My dad always said his three priorities in his life were family, health, and faith. Looking back over the last year, those same priorities were certainly front and center in mine.
I had been planning to title this story “The Island of Mismatched Socks,” but after it was finished, I realized it actually had nothing to do with socks.
Sometimes, even after all planning and effort, the final results turn out nothing like what was actually started. This story took on a life of its own and went where it wanted to go. Kinda like life.
No matter how well planned or how much time and effort has been expended, Life has a way of going where she wants to go. That was certainly true around our house this past year. The Wife and I couldn’t have predicted all that happened — unless, of course, one of us had selected the number seven.
One: On the first of January, we planned out the entire year: buy a new car, take a vacation or two with our granddaughters, and perhaps a romantic return to Paris for The Wife and me. That was our plan, but Life had another.
Life’s plan started when I visited the doctor in February. Two weeks later, I had an operation to remove a stone. (Stones are fun to play with outside, but not so fun when it’s inside your kidney.) Unfortunately, in the recovery room The Wife received news that it didn’t work. We’d have to come back in a couple of months so they could try again.
However, that operation would have to be put on hold; there was something else that had to be taken care of first. We weren’t aware of it at the time, but Life was about to surprise us again.
Two: Tired of not sleeping, I finally went to an orthopedic surgeon in early March. He said I needed a new right shoulder. By April, I had a new shoulder and something else – six months of physical therapy to keep me busy. In May, I asked The Wife what else could possibly happen this year. She responded, “Don’t say that! It can always get worse.” She was right – soon it was about to.
Three: June brought with it warmer temperatures, the mid-way point through my six months of physical therapy, and something else … yet another operation. This was the follow-up to get rid of that pesky stone.
In the recovery room, the doctor once again informed The Wife that things didn’t go as planned. We would have to try again in a few weeks. Unfortunately, he also discovered a more pressing problem and recommended a new doctor for that.
Four: After viewing my MRI, the new doctor said, “Come here, look at this.” It’s never good when a doctor says, “Look at this.” Seems stones can also be in your gallbladder. Fun. Gallbladder removable operation was set up for August, recovery planned for about six weeks and then I should be just fine. But first, it was back to the previous doctor.
Five: We celebrated July 4th with fireworks. The next day, in the recovery room, The Wife and I celebrated again because the third operation to get rid of that pesky kidney stone was finally successful. The doctor said I would be okay in a couple of days. It was really good news at the time … especially because of what was to happen the following month.
Six: August brought with it the hottest temperatures of the year, no rain, and brown crunchy grass. It also brought the end of shoulder physical therapy and something else – not one but two more operations. This time, recovery would be six weeks and no lifting more than five pounds.
In the recovery room, I looked over at The Wife. She had really been through it this year. The toil on a caregiver is impossible to measure and so is their love. I said, “Well, guess it can’t get any worse.” A month later, I was proven wrong.
Seven: When The Wife saw the ladder falling to the ground, she ran over and said, “Oh no! You just tore your other shoulder, didn’t you?” Yes. Yes, I did. After six operations, I got a special present in December. Two days before Christmas, I went under a surgeon’s knife once again, this time for left shoulder repair. Recovery is another six months.
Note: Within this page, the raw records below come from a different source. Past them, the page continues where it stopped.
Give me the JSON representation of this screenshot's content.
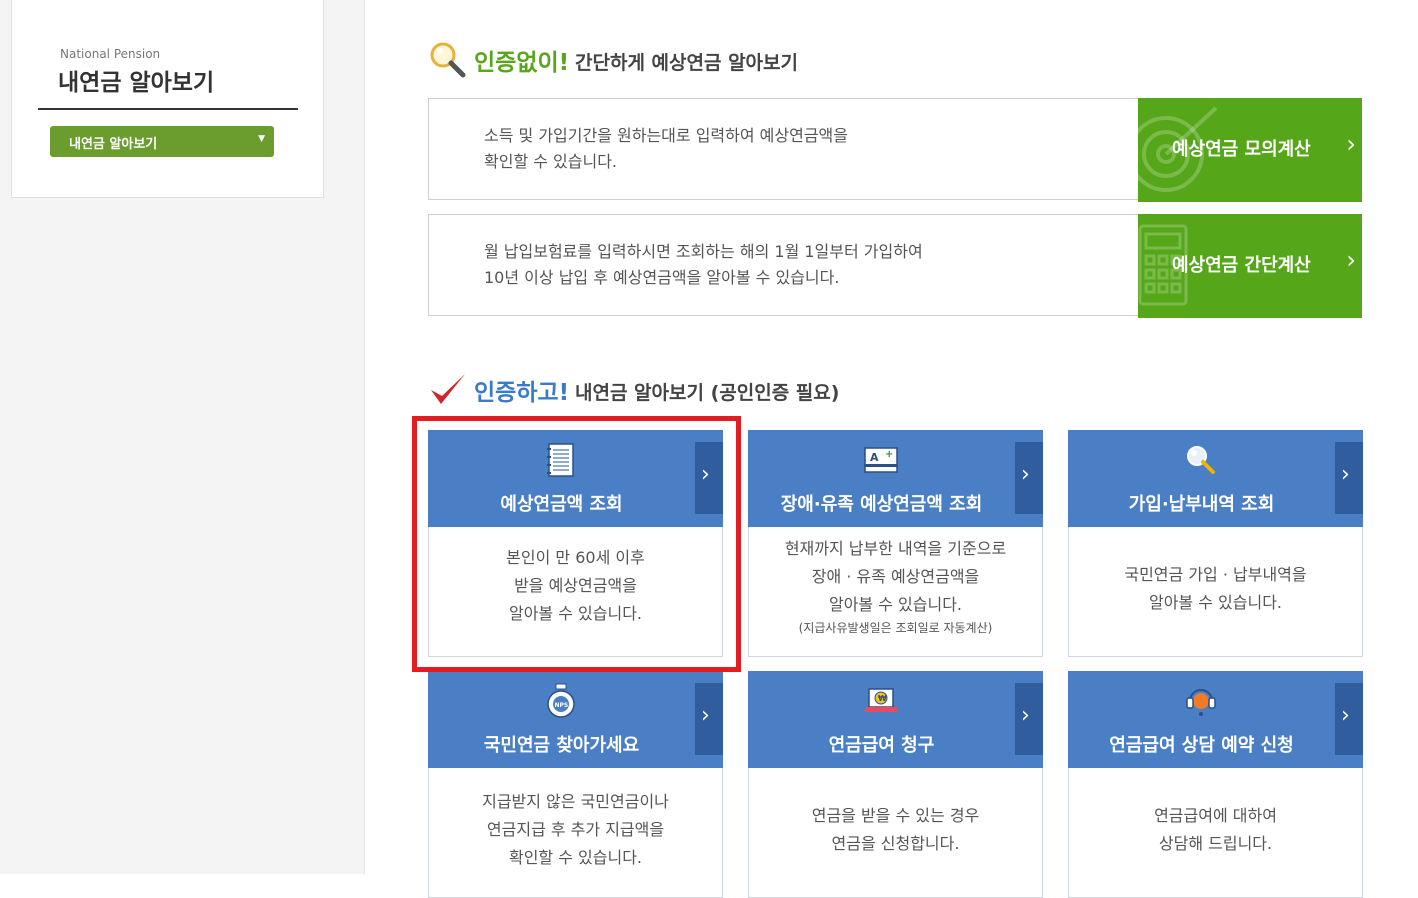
{
  "sidebar": {
    "subtitle": "National Pension",
    "title": "내연금 알아보기",
    "select_label": "내연금 알아보기"
  },
  "section_no_auth": {
    "highlight": "인증없이!",
    "rest": "간단하게 예상연금 알아보기"
  },
  "calculators": [
    {
      "desc_line1": "소득 및 가입기간을 원하는대로 입력하여 예상연금액을",
      "desc_line2": "확인할 수 있습니다.",
      "button": "예상연금 모의계산"
    },
    {
      "desc_line1": "월 납입보험료를 입력하시면 조회하는 해의 1월 1일부터 가입하여",
      "desc_line2": "10년 이상 납입 후 예상연금액을 알아볼 수 있습니다.",
      "button": "예상연금 간단계산"
    }
  ],
  "section_auth": {
    "highlight": "인증하고!",
    "rest": "내연금 알아보기 (공인인증 필요)"
  },
  "cards": [
    {
      "title": "예상연금액 조회",
      "icon": "document-list-icon",
      "lines": [
        "본인이 만 60세 이후",
        "받을 예상연금액을",
        "알아볼 수 있습니다."
      ],
      "note": ""
    },
    {
      "title": "장애·유족 예상연금액 조회",
      "icon": "id-card-icon",
      "lines": [
        "현재까지 납부한 내역을 기준으로",
        "장애 · 유족 예상연금액을",
        "알아볼 수 있습니다."
      ],
      "note": "(지급사유발생일은 조회일로 자동계산)"
    },
    {
      "title": "가입·납부내역 조회",
      "icon": "magnifier-icon",
      "lines": [
        "국민연금 가입 · 납부내역을",
        "알아볼 수 있습니다."
      ],
      "note": ""
    },
    {
      "title": "국민연금 찾아가세요",
      "icon": "nps-pouch-icon",
      "lines": [
        "지급받지 않은 국민연금이나",
        "연금지급 후 추가 지급액을",
        "확인할 수 있습니다."
      ],
      "note": ""
    },
    {
      "title": "연금급여 청구",
      "icon": "laptop-coin-icon",
      "lines": [
        "연금을 받을 수 있는 경우",
        "연금을 신청합니다."
      ],
      "note": ""
    },
    {
      "title": "연금급여 상담 예약 신청",
      "icon": "headset-icon",
      "lines": [
        "연금급여에 대하여",
        "상담해 드립니다."
      ],
      "note": ""
    }
  ],
  "colors": {
    "green_text": "#5aa51c",
    "green_button": "#55a618",
    "blue_text": "#3a7bc8",
    "card_blue": "#4a7ec5",
    "highlight_red": "#e31c22"
  }
}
On Christmas day, our granddaughters rolled out of their beds and scampered to the front room in hopes that Santa had come. They were wide-eyed when they saw the many presents carefully stacked under our tree. Watching the joy on their faces as they played with their new toys, I remembered what my dad said his three priorities in his life were: family, health, and faith.
Looking back over the past year, I’m thankful for the loving family we have, the many skillful surgeons who have restored my health and, through all the difficult times, a faith that hasn’t wavered. I’m also thankful for one more thing … that there wasn’t another month in the year. I’m sure tired of extended recoveries and not being able to hug my granddaughters with both arms.
You’d think after seven operations in one year, I wouldn’t like that number anymore. Well, this year, I love the number seven. In May, Little One will celebrate her seventh birthday. And by then, Yours Truly will be recovered enough to give her all the hugs and piggyback rides she and her younger sister want. And just like an old car, with all my repairs and new parts, I’ll be good for another 100,000 miles.